Tashichho Dzong: Situated to the north of Thimphu on the western bank of Wang Chu River, Trashi Chhoe Dzong blends seamlessly into the surrounding valley. Symbolising regal splendour the dzong was once home to the National Assembly and now houses the secretariat, the throne room, offices of the king and ministries of home affairs and finance.
National Memorial Chorten: This impressive chorten, crowned by its golden spire is located in the southern-central part of the city. Built in 1974 to honour the third king His Majesty Jigme Dorji Wangchuck (who is also known as the Father of Modern Bhutan), the chorten is a popular landmark in the city.
Dochu La Pass: Take in spectacular views of the Himalayan ranges at Dochu La Pass, which is a popular pit-stop 30 kilometres from Thimphu towards central Bhutan. Perched at an elevation of 3,100 metres, Dochu La Pass's beauty is complemented by colourful Buddhist prayer flags fluttering in the wind and and snow-capped trees standing tall in the surrounding valley.
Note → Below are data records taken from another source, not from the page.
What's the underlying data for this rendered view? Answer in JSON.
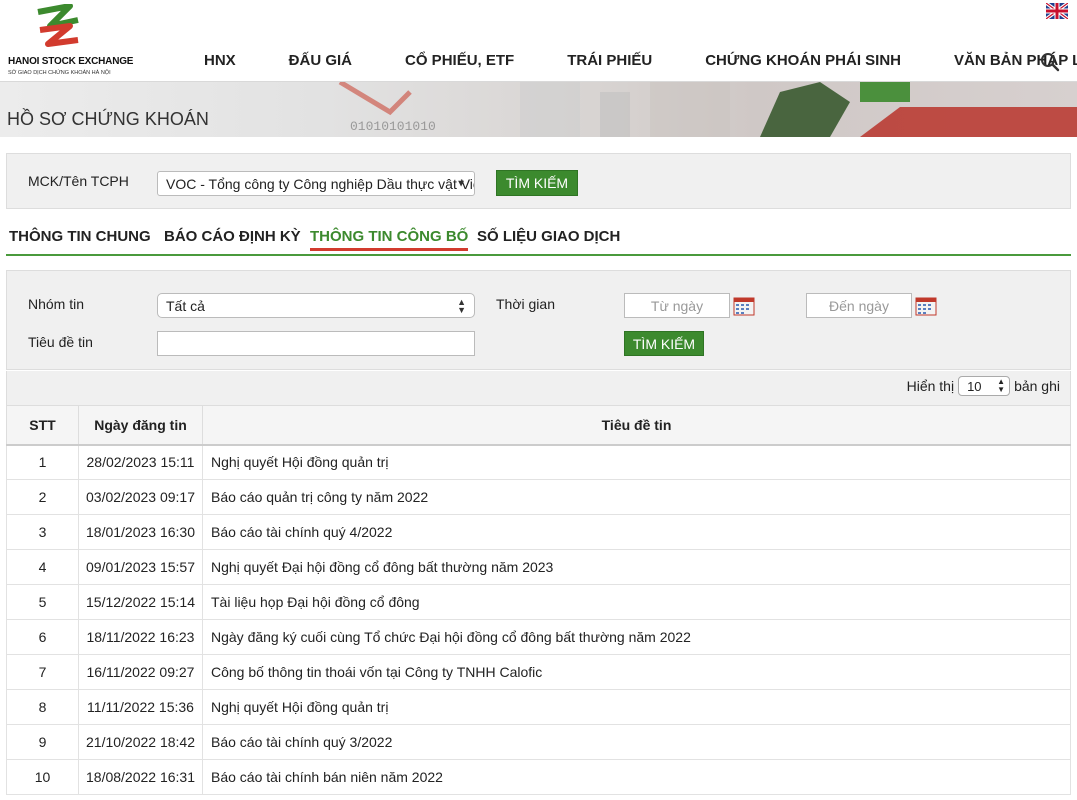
{
  "header": {
    "logo_title": "HANOI STOCK EXCHANGE",
    "logo_sub": "SỞ GIAO DỊCH CHỨNG KHOÁN HÀ NỘI",
    "nav": [
      "HNX",
      "ĐẤU GIÁ",
      "CỔ PHIẾU, ETF",
      "TRÁI PHIẾU",
      "CHỨNG KHOÁN PHÁI SINH",
      "VĂN BẢN PHÁP LÝ"
    ],
    "icons": {
      "language": "uk-flag-icon",
      "search": "search-icon"
    }
  },
  "banner": {
    "title": "HỒ SƠ CHỨNG KHOÁN"
  },
  "stock_search": {
    "label": "MCK/Tên TCPH",
    "value": "VOC - Tổng công ty Công nghiệp Dầu thực vật Việt N...",
    "button": "TÌM KIẾM"
  },
  "tabs": {
    "items": [
      "THÔNG TIN CHUNG",
      "BÁO CÁO ĐỊNH KỲ",
      "THÔNG TIN CÔNG BỐ",
      "SỐ LIỆU GIAO DỊCH"
    ],
    "active": "THÔNG TIN CÔNG BỐ"
  },
  "filter": {
    "group_label": "Nhóm tin",
    "group_value": "Tất cả",
    "time_label": "Thời gian",
    "from_placeholder": "Từ ngày",
    "to_placeholder": "Đến ngày",
    "title_label": "Tiêu đề tin",
    "title_value": "",
    "button": "TÌM KIẾM"
  },
  "pagination": {
    "show_label": "Hiển thị",
    "page_size": "10",
    "records_label": "bản ghi"
  },
  "table": {
    "columns": [
      "STT",
      "Ngày đăng tin",
      "Tiêu đề tin"
    ],
    "rows": [
      [
        "1",
        "28/02/2023 15:11",
        "Nghị quyết Hội đồng quản trị"
      ],
      [
        "2",
        "03/02/2023 09:17",
        "Báo cáo quản trị công ty năm 2022"
      ],
      [
        "3",
        "18/01/2023 16:30",
        "Báo cáo tài chính quý 4/2022"
      ],
      [
        "4",
        "09/01/2023 15:57",
        "Nghị quyết Đại hội đồng cổ đông bất thường năm 2023"
      ],
      [
        "5",
        "15/12/2022 15:14",
        "Tài liệu họp Đại hội đồng cổ đông"
      ],
      [
        "6",
        "18/11/2022 16:23",
        "Ngày đăng ký cuối cùng Tổ chức Đại hội đồng cổ đông bất thường năm 2022"
      ],
      [
        "7",
        "16/11/2022 09:27",
        "Công bố thông tin thoái vốn tại Công ty TNHH Calofic"
      ],
      [
        "8",
        "11/11/2022 15:36",
        "Nghị quyết Hội đồng quản trị"
      ],
      [
        "9",
        "21/10/2022 18:42",
        "Báo cáo tài chính quý 3/2022"
      ],
      [
        "10",
        "18/08/2022 16:31",
        "Báo cáo tài chính bán niên năm 2022"
      ]
    ]
  },
  "colors": {
    "accent_green": "#3c8a2e",
    "active_underline": "#d23b2e"
  }
}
Paro Valley: The Paro Valley, surrounded by the Himalayan range, encloses pretty Paro town. The town is home to many landmark attractions such as Taktsang Monastery and the National museum visited by thousands of tourists each year. The 7,300-metre-high Mount Jomolhari visible at the northern end of the valley looms over the town. The glacial melt from this mountain forms the Pachu River flowing through the valley.